Paat runs the Community Care Free Medical Clinic in Toledo.
He and others like Greg Braylock Jr. with the VProject are asking minorities to consider the facts.
"Risk of developing a blood clot from being hospitalized is actually greater than the risk of developing a blood clot from what we know about the Johnson & Johnson vaccines today, from those six cases out of 6.8 million doses," said Braylock, the Vice President/Chief Diversity, Equity, Inclusion Officer at ProMedica.
Leaders with the Farm Labor Organizing Committee (FLOC) say the group administered about 60 doses to migrant workers last weekend and all of the workers are doing well.
"The one-shot treatment is an enormous advantage to agriculture.
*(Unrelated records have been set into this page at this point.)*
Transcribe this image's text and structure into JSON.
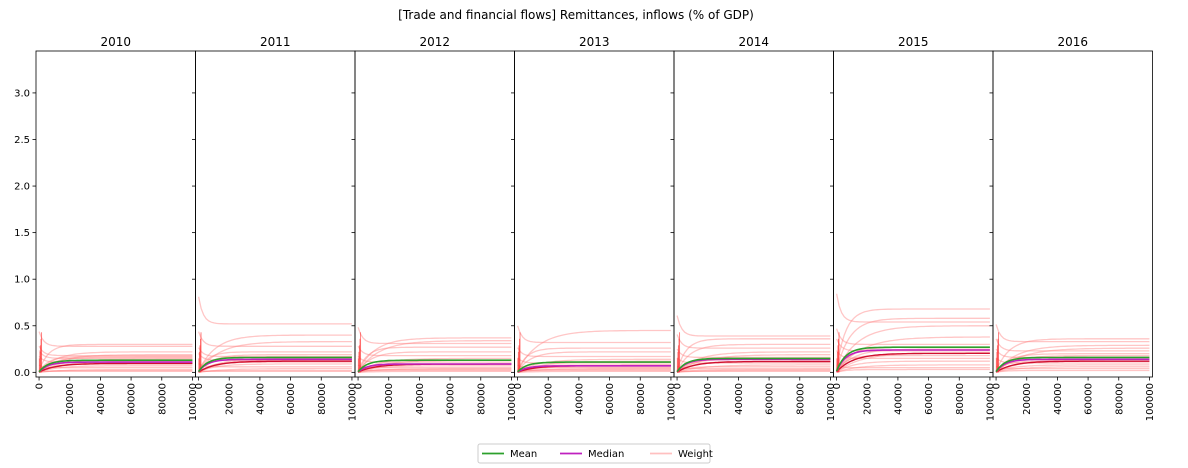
{
  "chart_data": {
    "type": "line",
    "title": "[Trade and financial flows] Remittances, inflows (% of GDP)",
    "xlabel": "",
    "ylabel": "",
    "xlim": [
      -2000,
      102000
    ],
    "ylim": [
      -0.05,
      3.45
    ],
    "x_ticks": [
      0,
      20000,
      40000,
      60000,
      80000,
      100000
    ],
    "y_ticks": [
      0.0,
      0.5,
      1.0,
      1.5,
      2.0,
      2.5,
      3.0
    ],
    "grid": false,
    "legend_position": "bottom-center",
    "legend": [
      {
        "label": "Mean",
        "color": "#2ca02c"
      },
      {
        "label": "Median",
        "color": "#bf20bf"
      },
      {
        "label": "Weight",
        "color": "#ffc0c0"
      }
    ],
    "panels": [
      {
        "title": "2010",
        "mean": 0.13,
        "median": 0.11,
        "weights": [
          0.3,
          0.28,
          0.22,
          0.19,
          0.18,
          0.17,
          0.16,
          0.15,
          0.14,
          0.12,
          0.11,
          0.09,
          0.07,
          0.05,
          0.03,
          0.02,
          0.01
        ]
      },
      {
        "title": "2011",
        "mean": 0.16,
        "median": 0.14,
        "weights": [
          0.52,
          0.4,
          0.33,
          0.28,
          0.22,
          0.19,
          0.17,
          0.15,
          0.14,
          0.13,
          0.11,
          0.09,
          0.06,
          0.04,
          0.02,
          0.01
        ]
      },
      {
        "title": "2012",
        "mean": 0.13,
        "median": 0.09,
        "weights": [
          0.37,
          0.34,
          0.31,
          0.27,
          0.22,
          0.18,
          0.15,
          0.13,
          0.11,
          0.09,
          0.07,
          0.05,
          0.04,
          0.03,
          0.02,
          0.01
        ]
      },
      {
        "title": "2013",
        "mean": 0.11,
        "median": 0.07,
        "weights": [
          0.45,
          0.32,
          0.26,
          0.22,
          0.17,
          0.14,
          0.12,
          0.1,
          0.08,
          0.06,
          0.05,
          0.04,
          0.03,
          0.02,
          0.01
        ]
      },
      {
        "title": "2014",
        "mean": 0.15,
        "median": 0.14,
        "weights": [
          0.39,
          0.36,
          0.3,
          0.26,
          0.22,
          0.19,
          0.16,
          0.14,
          0.12,
          0.1,
          0.08,
          0.06,
          0.04,
          0.03,
          0.02,
          0.01
        ]
      },
      {
        "title": "2015",
        "mean": 0.27,
        "median": 0.24,
        "weights": [
          0.68,
          0.58,
          0.54,
          0.5,
          0.38,
          0.3,
          0.27,
          0.25,
          0.23,
          0.21,
          0.18,
          0.15,
          0.12,
          0.08,
          0.05,
          0.03
        ]
      },
      {
        "title": "2016",
        "mean": 0.16,
        "median": 0.14,
        "weights": [
          0.36,
          0.33,
          0.29,
          0.26,
          0.23,
          0.2,
          0.18,
          0.16,
          0.14,
          0.12,
          0.1,
          0.08,
          0.06,
          0.04,
          0.02
        ]
      }
    ]
  }
}
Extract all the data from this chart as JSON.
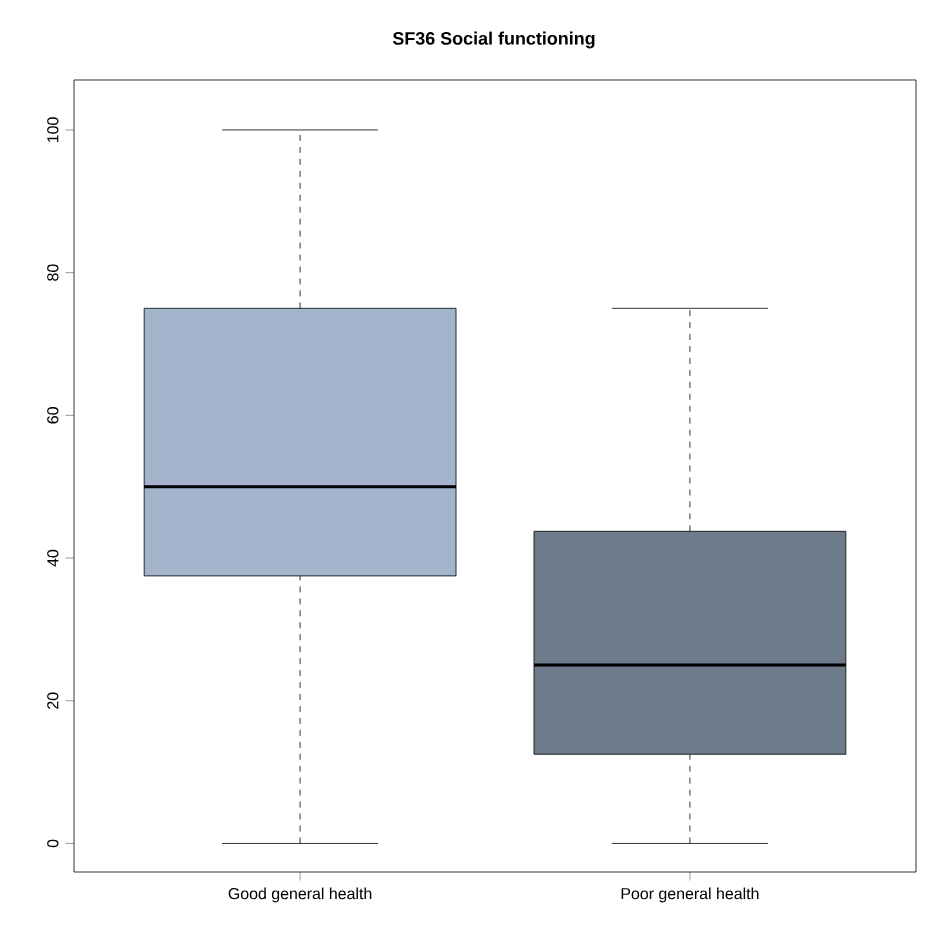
{
  "chart_data": {
    "type": "box",
    "title": "SF36 Social functioning",
    "categories": [
      "Good general health",
      "Poor general health"
    ],
    "boxes": [
      {
        "low": 0,
        "q1": 37.5,
        "median": 50,
        "q3": 75,
        "high": 100
      },
      {
        "low": 0,
        "q1": 12.5,
        "median": 25,
        "q3": 43.75,
        "high": 75
      }
    ],
    "colors": [
      "#a3b4cc",
      "#6e7b8b"
    ],
    "ylim": [
      -4,
      107
    ],
    "yticks": [
      0,
      20,
      40,
      60,
      80,
      100
    ],
    "grid": false
  }
}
Unlike the other situations when you have a year-round residency somewhere, migrant workers that come and go and are working in short-term crops," said FLOC president Baldemar Velasquez.
Velasquez has a message, if you're still reluctant.
"You don't stop eating tacos because somebody ate a bad taco somewhere. And you've got to not paint everything with a broad brush," said Velasquez. "There's three different vaccines that are being used and two of them have been used successfully. They're safe, and so we go with the track record."
He adds FLOC wouldn't ask you to do something they wouldn't do first.
The Minority Health Committee will also be going door to door and making phone calls to spread the correct information.
Meanwhile, FLOC will continue administering the Pfizer and Moderna vaccines.